Within each distressed area in Appalachia, the poverty rate is at least 150 percent of the U.S. average.
United Way of Southern Chautauqua County issued two key county-wide studies in 2013: Community Status Report and Women and Girls in Chautauqua County. In the former, it concluded that Chautauqua County “is experiencing increasing poverty, unemployment and dependency.”
In the latter it found that more than half of the households living in poverty are headed by women, and women earn just 77 percent of what men earn even though more women graduate from high school and earn college and graduate degrees.
“Of New York’s 62 counties, we are the 58th worst in ‘healthy community statistics,’ ” said Jane Becker. “When you help women and girls, you help families and communities; there’s a multiplier effect.”
Becker, who has worked as an executive coach and consultant since 2002, has been doing just that. She will give a talk titled, “The ‘Coalition of Chautauqua County Women and Girls’ Reaching Out to the Community,” at 9:15 a.m. Thursday at the Chautauqua Women’s Club.
When she moved to Jamestown in 1985, Becker became executive director of the Private Industry Council of Chautauqua Inc., a position she would hold for 14 years. She said she was responsible for writing an anti-poverty plan for Chautauqua County. A self-described “data nut,” her plan was based on the 1980 census.
Because the 2010 census data was available online, Becker said she dove into the data and thought, “We are no better off than we were 30 years ago. Even with all the people working on this and all the resources spent, we’re not moving the dial. That’s sad.”
As a trustee of the Dibert Foundation, Becker said, she was able to direct a small pot of funds to a study of women and girls. She is also a former board member and former chair of the planning council of the United Way of Southern Chautauqua County, which conducted the study.
In 2014, Becker issued a call to action. She said she invited about 80 women for a half-day session to ask, “What are we, in this room, going to do with our resources?” They came up with a list of priorities.
“From then to now, everyone is stepping up with their skills and talents,” Becker said.
The coalition’s mission and vision are to build a better future for women and girls of Chautauqua County via a community that provides opportunities for them to thrive. Becker is a founding member and chair of its steering committee.
Becker said she initially thought gathering local women together to form the coalition would be her biggest challenge.

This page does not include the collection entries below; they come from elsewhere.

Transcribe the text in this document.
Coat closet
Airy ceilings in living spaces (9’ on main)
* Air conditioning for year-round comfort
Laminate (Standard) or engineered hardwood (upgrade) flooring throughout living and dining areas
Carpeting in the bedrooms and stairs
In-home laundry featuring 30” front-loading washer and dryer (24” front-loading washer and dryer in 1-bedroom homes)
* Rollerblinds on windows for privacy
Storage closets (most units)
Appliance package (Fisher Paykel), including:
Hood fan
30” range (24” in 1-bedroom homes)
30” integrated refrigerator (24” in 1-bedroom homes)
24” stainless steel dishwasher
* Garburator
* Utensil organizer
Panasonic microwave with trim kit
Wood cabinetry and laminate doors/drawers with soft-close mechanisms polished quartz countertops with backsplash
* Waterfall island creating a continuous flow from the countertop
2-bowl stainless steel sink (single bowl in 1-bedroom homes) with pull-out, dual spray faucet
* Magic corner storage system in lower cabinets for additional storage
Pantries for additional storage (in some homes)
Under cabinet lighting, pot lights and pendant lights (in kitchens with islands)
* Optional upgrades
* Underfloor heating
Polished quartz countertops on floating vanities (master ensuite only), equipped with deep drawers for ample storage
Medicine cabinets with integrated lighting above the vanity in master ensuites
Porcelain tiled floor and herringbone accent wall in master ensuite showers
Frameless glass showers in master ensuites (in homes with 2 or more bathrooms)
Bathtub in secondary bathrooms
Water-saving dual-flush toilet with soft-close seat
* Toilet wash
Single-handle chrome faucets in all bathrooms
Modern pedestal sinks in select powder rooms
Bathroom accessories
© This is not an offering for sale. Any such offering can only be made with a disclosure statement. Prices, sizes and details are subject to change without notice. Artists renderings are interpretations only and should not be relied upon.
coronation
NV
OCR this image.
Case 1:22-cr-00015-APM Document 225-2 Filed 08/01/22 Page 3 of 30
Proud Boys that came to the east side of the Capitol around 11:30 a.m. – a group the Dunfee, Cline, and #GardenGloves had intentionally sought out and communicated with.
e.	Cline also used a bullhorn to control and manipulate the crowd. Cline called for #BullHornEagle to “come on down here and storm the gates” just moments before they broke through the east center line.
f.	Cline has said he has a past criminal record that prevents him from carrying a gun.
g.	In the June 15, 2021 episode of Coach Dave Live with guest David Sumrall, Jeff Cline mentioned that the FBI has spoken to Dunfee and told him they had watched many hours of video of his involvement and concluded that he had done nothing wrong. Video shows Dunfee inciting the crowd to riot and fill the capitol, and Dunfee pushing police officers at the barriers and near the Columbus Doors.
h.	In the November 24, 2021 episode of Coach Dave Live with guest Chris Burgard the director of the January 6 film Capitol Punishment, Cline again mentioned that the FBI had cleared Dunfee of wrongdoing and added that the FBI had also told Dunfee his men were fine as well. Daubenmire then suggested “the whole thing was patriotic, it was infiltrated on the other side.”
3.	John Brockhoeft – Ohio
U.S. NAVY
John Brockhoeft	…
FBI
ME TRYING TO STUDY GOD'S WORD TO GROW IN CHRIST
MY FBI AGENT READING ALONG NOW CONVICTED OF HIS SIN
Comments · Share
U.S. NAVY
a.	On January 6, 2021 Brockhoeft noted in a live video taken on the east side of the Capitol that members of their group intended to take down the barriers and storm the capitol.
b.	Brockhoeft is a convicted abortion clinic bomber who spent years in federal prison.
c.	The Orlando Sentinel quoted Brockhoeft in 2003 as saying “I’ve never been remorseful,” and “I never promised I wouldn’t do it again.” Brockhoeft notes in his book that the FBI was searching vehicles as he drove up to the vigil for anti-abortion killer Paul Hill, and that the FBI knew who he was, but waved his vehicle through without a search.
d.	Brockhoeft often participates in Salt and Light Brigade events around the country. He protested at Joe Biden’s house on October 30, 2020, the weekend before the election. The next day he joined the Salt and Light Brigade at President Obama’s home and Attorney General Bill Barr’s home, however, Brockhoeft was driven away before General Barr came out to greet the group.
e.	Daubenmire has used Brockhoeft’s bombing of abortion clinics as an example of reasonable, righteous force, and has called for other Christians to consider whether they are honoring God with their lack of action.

“It’s not. It’s the details of the organization. The single biggest problem with a woman in poverty is scheduling,” she said. “They’re busy with kids, school, English as a second language, college.”
The coalition’s volunteers are also busy, Becker said. Three separate projects are underway.
For two of them, the organization Bridges Out of Poverty has been brought in to train women familiar with middle class roles to serve as coaches for women who only know poverty roles.
“I’m a certified coach from Case Western Reserve University in Cleveland,” Becker said. “I went back there and said to Richard Boyatzis, ‘I’d like to give away what you taught me. He said, go do it.”
She said she has been working hard since then to package her knowledge of coaching to help all women be coaches.
“See Maria Shriver’s annual report on the status of women and girls,” Becker said. “It’s a national issue. Pick any area and do something about it. Real life presses in — you can’t ignore all that stuff — but we have to push back a little bit. We waste a lot of time in this society and I’m worried that we get too isolated.”